Muito se discute atualmente sobre as questões fundamentais que tangem ao alinhamento estratégico entre a área de Tecnologia da Informação e as áreas de Negócio, tanto na comunidade acadêmica quanto em fóruns e conferências e ainda nas próprias empresas.  A questão é profunda e envolve cultura empresarial, histórico de relacionamento das áreas, relacionamentos e valores pessoais.  Sabe-se, no entanto, que essa dificuldade de alinhamento é real e, se não lhe for dada a atenção necessária no sentido de encontrar caminhos para o equilíbrio, é possível que os insucessos de TI e Negócios cooperem para a derrocada de toda uma companhia. 

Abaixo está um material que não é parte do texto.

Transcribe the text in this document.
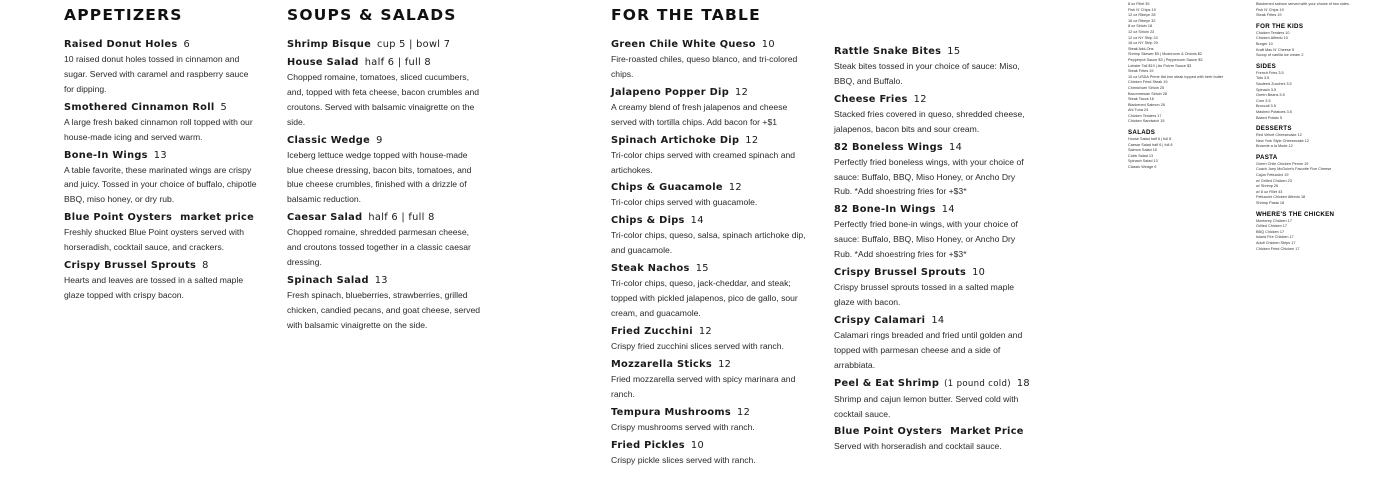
APPETIZERS
Raised Donut Holes 6
10 raised donut holes tossed in cinnamon and sugar. Served with caramel and raspberry sauce for dipping.
Smothered Cinnamon Roll 5
A large fresh baked cinnamon roll topped with our house-made icing and served warm.
Bone-In Wings 13
A table favorite, these marinated wings are crispy and juicy. Tossed in your choice of buffalo, chipotle BBQ, miso honey, or dry rub.
Blue Point Oysters market price
Freshly shucked Blue Point oysters served with horseradish, cocktail sauce, and crackers.
Crispy Brussel Sprouts 8
Hearts and leaves are tossed in a salted maple glaze topped with crispy bacon.
SOUPS & SALADS
Shrimp Bisque cup 5 | bowl 7
House Salad half 6 | full 8
Chopped romaine, tomatoes, sliced cucumbers, and, topped with feta cheese, bacon crumbles and croutons. Served with balsamic vinaigrette on the side.
Classic Wedge 9
Iceberg lettuce wedge topped with house-made blue cheese dressing, bacon bits, tomatoes, and blue cheese crumbles, finished with a drizzle of balsamic reduction.
Caesar Salad half 6 | full 8
Chopped romaine, shredded parmesan cheese, and croutons tossed together in a classic caesar dressing.
Spinach Salad 13
Fresh spinach, blueberries, strawberries, grilled chicken, candied pecans, and goat cheese, served with balsamic vinaigrette on the side.
FOR THE TABLE
Green Chile White Queso 10
Fire-roasted chiles, queso blanco, and tri-colored chips.
Jalapeno Popper Dip 12
A creamy blend of fresh jalapenos and cheese served with tortilla chips. Add bacon for +$1
Spinach Artichoke Dip 12
Tri-color chips served with creamed spinach and artichokes.
Chips & Guacamole 12
Tri-color chips served with guacamole.
Chips & Dips 14
Tri-color chips, queso, salsa, spinach artichoke dip, and guacamole.
Steak Nachos 15
Tri-color chips, queso, jack-cheddar, and steak; topped with pickled jalapenos, pico de gallo, sour cream, and guacamole.
Fried Zucchini 12
Crispy fried zucchini slices served with ranch.
Mozzarella Sticks 12
Fried mozzarella served with spicy marinara and ranch.
Tempura Mushrooms 12
Crispy mushrooms served with ranch.
Fried Pickles 10
Crispy pickle slices served with ranch.
Rattle Snake Bites 15
Steak bites tossed in your choice of sauce: Miso, BBQ, and Buffalo.
Cheese Fries 12
Stacked fries covered in queso, shredded cheese, jalapenos, bacon bits and sour cream.
82 Boneless Wings 14
Perfectly fried boneless wings, with your choice of sauce: Buffalo, BBQ, Miso Honey, or Ancho Dry Rub. *Add shoestring fries for +$3*
82 Bone-In Wings 14
Perfectly fried bone-in wings, with your choice of sauce: Buffalo, BBQ, Miso Honey, or Ancho Dry Rub. *Add shoestring fries for +$3*
Crispy Brussel Sprouts 10
Crispy brussel sprouts tossed in a salted maple glaze with bacon.
Crispy Calamari 14
Calamari rings breaded and fried until golden and topped with parmesan cheese and a side of arrabbiata.
Peel & Eat Shrimp (1 pound cold) 18
Shrimp and cajun lemon butter. Served cold with cocktail sauce.
Blue Point Oysters Market Price
Served with horseradish and cocktail sauce.
8 oz Fillet 39
Fish N' Chips 19
12 oz Ribeye 28
16 oz Ribeye 32
8 oz Sirloin 18
12 oz Sirloin 23
12 oz NY Strip 24
16 oz NY Strip 29
Steak Add-Ons
Shrimp Skewer $9 | Mushroom & Onions $2
Pepperpot Sauce $3 | Peppercorn Sauce $3
Lobster Tail $19 | Au Poivre Sauce $3
Steak Frites 19
10 oz USDA Prime flat iron steak topped with herb butter
Chicken Fried Steak 19
Chimichurri Sirloin 25
Baconmesan Sirloin 28
Steak Tacos 16
Blackened Salmon 26
Ahi Tuna 24
Chicken Tenders 17
Chicken Sandwich 15
SALADS
House Salad half 6 | full 8
Caesar Salad half 6 | full 8
Salmon Salad 15
Cobb Salad 13
Spinach Salad 13
Classic Wedge 9
Blackened salmon served with your choice of two sides
Fish N' Chips 19
Steak Frites 19
FOR THE KIDS
Chicken Tenders 10
Chicken Alfredo 10
Burger 10
Kraft Mac N' Cheese 5
Scoop of vanilla ice cream 2
SIDES
French Fries 3.5
Tots 3.5
Sauteed Zucchini 3.5
Spinach 3.5
Green Beans 3.5
Corn 3.5
Broccoli 3.5
Mashed Potatoes 3.5
Baked Potato 5
DESSERTS
Red Velvet Cheesecake 12
New York Style Cheesecake 12
Brownie a la Mode 12
PASTA
Green Chile Chicken Penne 19
Coach Joey McGuire's Favorite Five Cheese
Cajun Fettuccini 19
w/ Grilled Chicken 23
w/ Shrimp 26
w/ 8 oz Fillet 43
Fettuccini Chicken Alfredo 18
Shrimp Pasta 18
WHERE'S THE CHICKEN
Monterey Chicken 17
Grilled Chicken 17
BBQ Chicken 17
Island Fire Chicken 17
Adult Chicken Strips 17
Chicken Fried Chicken 17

Segundo Overby e Rubin (2005, p. 1) a opinião do Negócio sobre TI está muito aquém da ideal.  Mesmo em companhias com reputação de intrínseco relacionamento entre Negócios e TI, a percepção de valor de TI era inexpressiva: seis pontos, numa escala de zero a dez, onde zero era extremamente negativa e dez era extremamente positiva.  Claramente, nota-se falta de alinhamento, desde perspectivas, passando por expectativas e, finalmente, atingindo a falta de alinhamento às estratégias.  Num cenário ainda pior, a pesquisa revelou que o Negócio perdeu a confiança em TI, encontrando-a em um ambiente hóstil, inacessível e relutante em colaborar. 

Para reverter essa situação viu-se, nos últimos vinte anos, o surgimento de ferramentas, metodologias, frameworks, manuais de melhores práticas, tudo para controlar TI, numa tentativa frustrada – e cada vez mais frustrante – de encontrar equilíbrio para mundos compostos de linguagens, valores, pessoas e expectativas distintas; exemplo disso pode ser apurado em Saito (2007, p. 1), apontando que enquanto o executivo de Negócios entende que uma forma de melhorar TI é a rápida entrega de projetos, o executivo de TI entende que sua qualidade está relacionada à disponibilidade dos sistemas atuais.  Metodologias e ferramentas encapsulam e fracionam processos de controle e guias – métodos – na tentativa de eliminar o excesso de linguagem técnica e a intolerância com a falta de alinhamento com questões do negócio, entretanto os métodos aplicados não resolvem, na prática, os problemas de comunicação, confiança e divergências de opiniões quando o assunto é alinhamento.  Samorano (2008, p. 18), em estudo sobre as relações dos valores no contexto empresarial, ressalta que “o distanciamento entre os profissionais de TI e os profissionais das demais áreas das organizações não está sendo reduzido com o uso desses recursos [metodologias]”.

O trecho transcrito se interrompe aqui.